Anyone know of any other location these are in service?

ed

UP installed those short, long-hooded block signals between Cedar Rapids and Mt Vernon, IA back in 01 or 02. The signals between Clinton, IA and Sterling, IL are also short.

Jeff

I always wondered why they just didn’t install UP’s coded cab signal system system?

On the other hand it was bureaucrats with Federal and State money. so they felt they had to reinvent the square wheel.

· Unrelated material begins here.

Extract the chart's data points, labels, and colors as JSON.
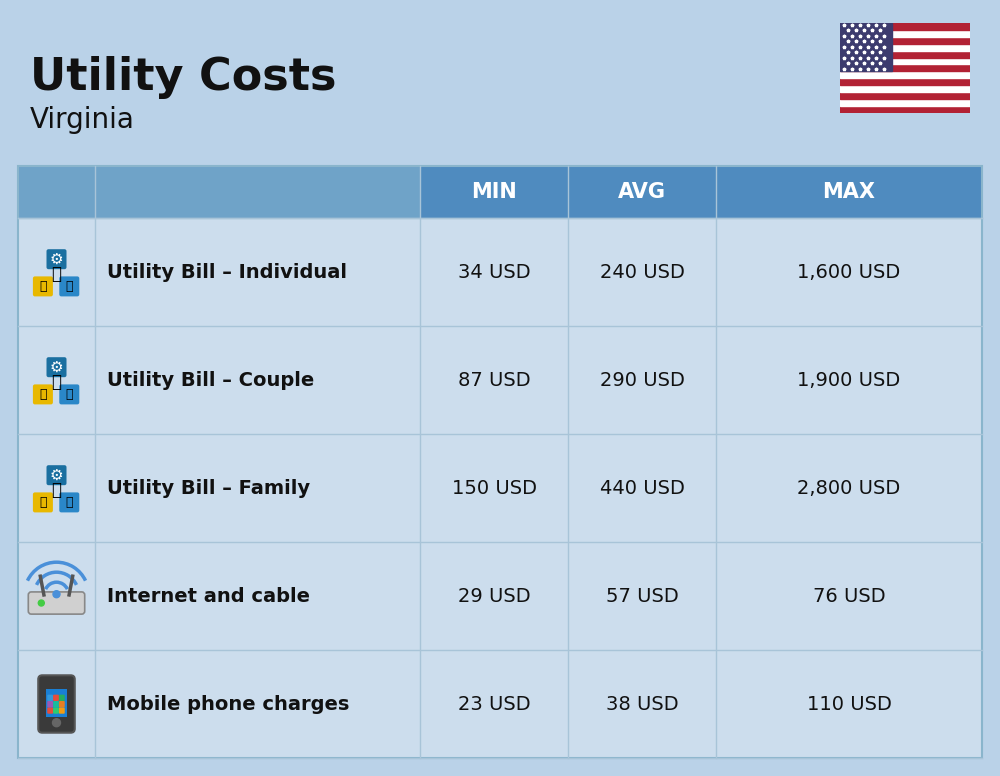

They didn’t use a cab-signal system because they wanted a system that would provide for remote grade-crossing signal starts, enforce permanent speed restrictions, enforce temporary speed restrictions, provide an open-architecture system that was unrestricted as to vendors, and avoid the conflicts between the cab-signal frequencies, the grade-crossing signal frequencies, and EMF-induced frequencies from power lines that greatly inhibit the flexibility of a cab-signal system. Cab signals can’t do any of that without an enormously complex and expensive pile of hardware.

RWM

SPSCL was a SP subsidiary although, sitting here at my home computer, I’m not sure whether it was technically a direct subsidiary of SP, or a subsidiary of SSW. It was formed to purchase the Joliet-East St. Louis line from the bankrupt Chicago Missouri & Western Railroad. SPCSL also obtained trackage rights from Joliet into Chicago over IC as part of his transaction (although I believe they were ordered by the ICC rather than voluntarily agreed to by SPCSL and IC) . SPCSL was operated as an integral part of the SP system.

CMW, in turn,had purchased the line, and a connecting line from Springfield to Kansas City (both of which had been parts of the old Chicago & Alton) from Illinois Central Gulf (which, in turn, had acquired them in the IC-GM&O merger). CMW was owned by Venango River Corp which, at the time, also controlled the Chicago, South Shore & South Bend. CMW’s bankruptcy dragged the South Shore down too, apparently because the South Shore had been used to guarantee CMW’s acquisition debt. Follwing the bankruptcy, the Springfield-Kansas City line was purcharse by a new railroad called Gateway Western, which eventually became part of KCS. The South Shore’s bankruptcy led to the sturucture of the railroad, when the infrastucture is owned and operated by a trainsit agency and the freight railroad has operating rigths, although the path to this structure was somewhat convoluted.